Le 11 septembre 2008, un tribunal de Kaboul a condamné à vingt ans de prison Ahmed Ghous Zalmai et le mollah Qari Mushtaq pour avoir fait publier une traduction en dari (persan) du Coran. L’imprimeur Mohammad Ateef Noori s’est vu infliger une peine de cinq ans mais avec sursis. Il sera tout de même placé sous la surveillance de la police. Trois frères d’Ahmed Ghous Zalmai ont été remis en liberté. Ils étaient accusés d’avoir tenté d’aider l’ancien journaliste à fuir le pays.
Les accusés ont jugé le verdit "illégal" et l’avocat d’Ahmed Ghous Zalmai, Me Abdul Qawee Afzali, a annoncé qu’il allait faire appel.
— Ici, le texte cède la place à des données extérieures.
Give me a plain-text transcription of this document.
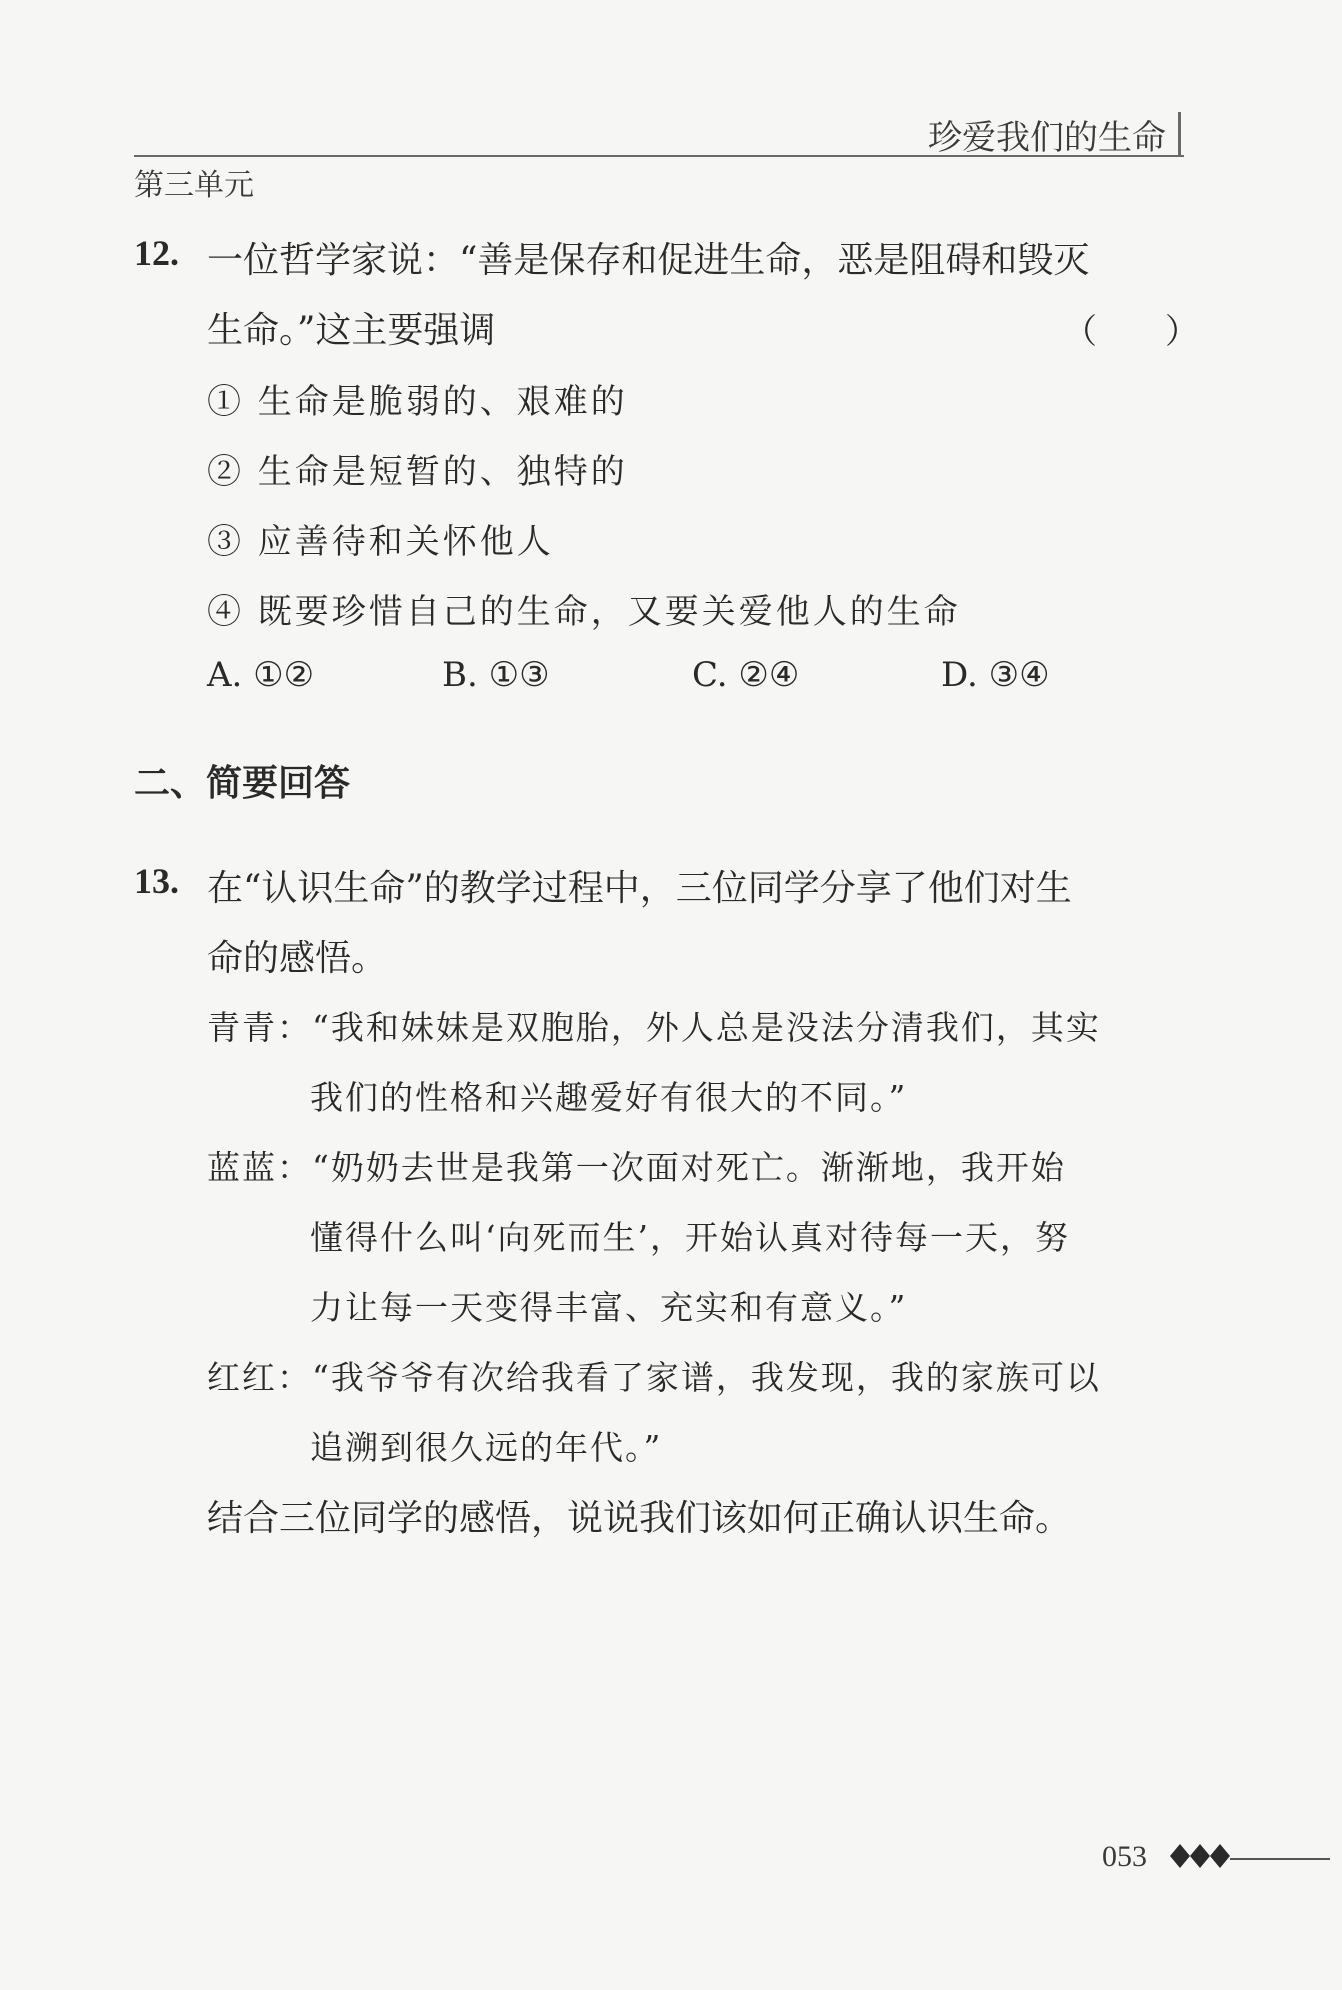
珍爱我们的生命
第三单元
12. 一位哲学家说：“善是保存和促进生命，恶是阻碍和毁灭
生命。”这主要强调	（　　）
① 生命是脆弱的、艰难的
② 生命是短暂的、独特的
③ 应善待和关怀他人
④ 既要珍惜自己的生命，又要关爱他人的生命
A. ①②	B. ①③	C. ②④	D. ③④
二、简要回答
13. 在“认识生命”的教学过程中，三位同学分享了他们对生
命的感悟。
青青：“我和妹妹是双胞胎，外人总是没法分清我们，其实
我们的性格和兴趣爱好有很大的不同。”
蓝蓝：“奶奶去世是我第一次面对死亡。渐渐地，我开始
懂得什么叫‘向死而生’，开始认真对待每一天，努
力让每一天变得丰富、充实和有意义。”
红红：“我爷爷有次给我看了家谱，我发现，我的家族可以
追溯到很久远的年代。”
结合三位同学的感悟，说说我们该如何正确认识生命。
053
Dans les années 1980, Ahmed Ghous Zalmai était un journaliste de télévision très connu pour son ton assez indépendant. Il avait notamment animé le talk-show "La voix des gens" qui donnait la parole aux auditeurs. Après la chute du régime communiste, il a travaillé comme attaché culturel dans une ambassade afghane. En exil aux Pays-Bas pendant plusieurs années, il a été invité par le gouvernement d’Hamid Karzai à revenir dans le pays au sein de la radiotélévision publique. Reconnu dans la profession, il était devenu président de l’association de journalistes ANJA. Depuis quelques années, il était porte-parole du Bureau du procureur à Kaboul.
En octobre 2007, l’ancien journaliste a été arrêté près de la frontière avec le Pakistan où il tentait de se réfugier. Des mollahs venaient de dénoncer l’impression de six mille exemplaires du Coran et des groupes fondamentalistes réclamaient un "châtiment exemplaire". Le ministre des Affaires religieuses y avait même vu l’œuvre d’une "conspiration sioniste". Avec le mollah Qari Mushtaq, il avait coordonné cette impression à partir d’une traduction réalisée aux Etats-Unis. Ahmed Ghous Zalmai avait omis d’imprimer la version originale en arabe à côté de la traduction, comme le requiert le droit islamique. Selon des mollahs fondamentalistes, il contient des "erreurs" et des "conceptions erronées" du livre sacré.
Détenu au secret pendant plusieurs semaines, Ahmed Ghous Zalmai, père de cinq enfants, aurait déclaré au procureur qu’il regrettait d’avoir participé à l’impression du livre.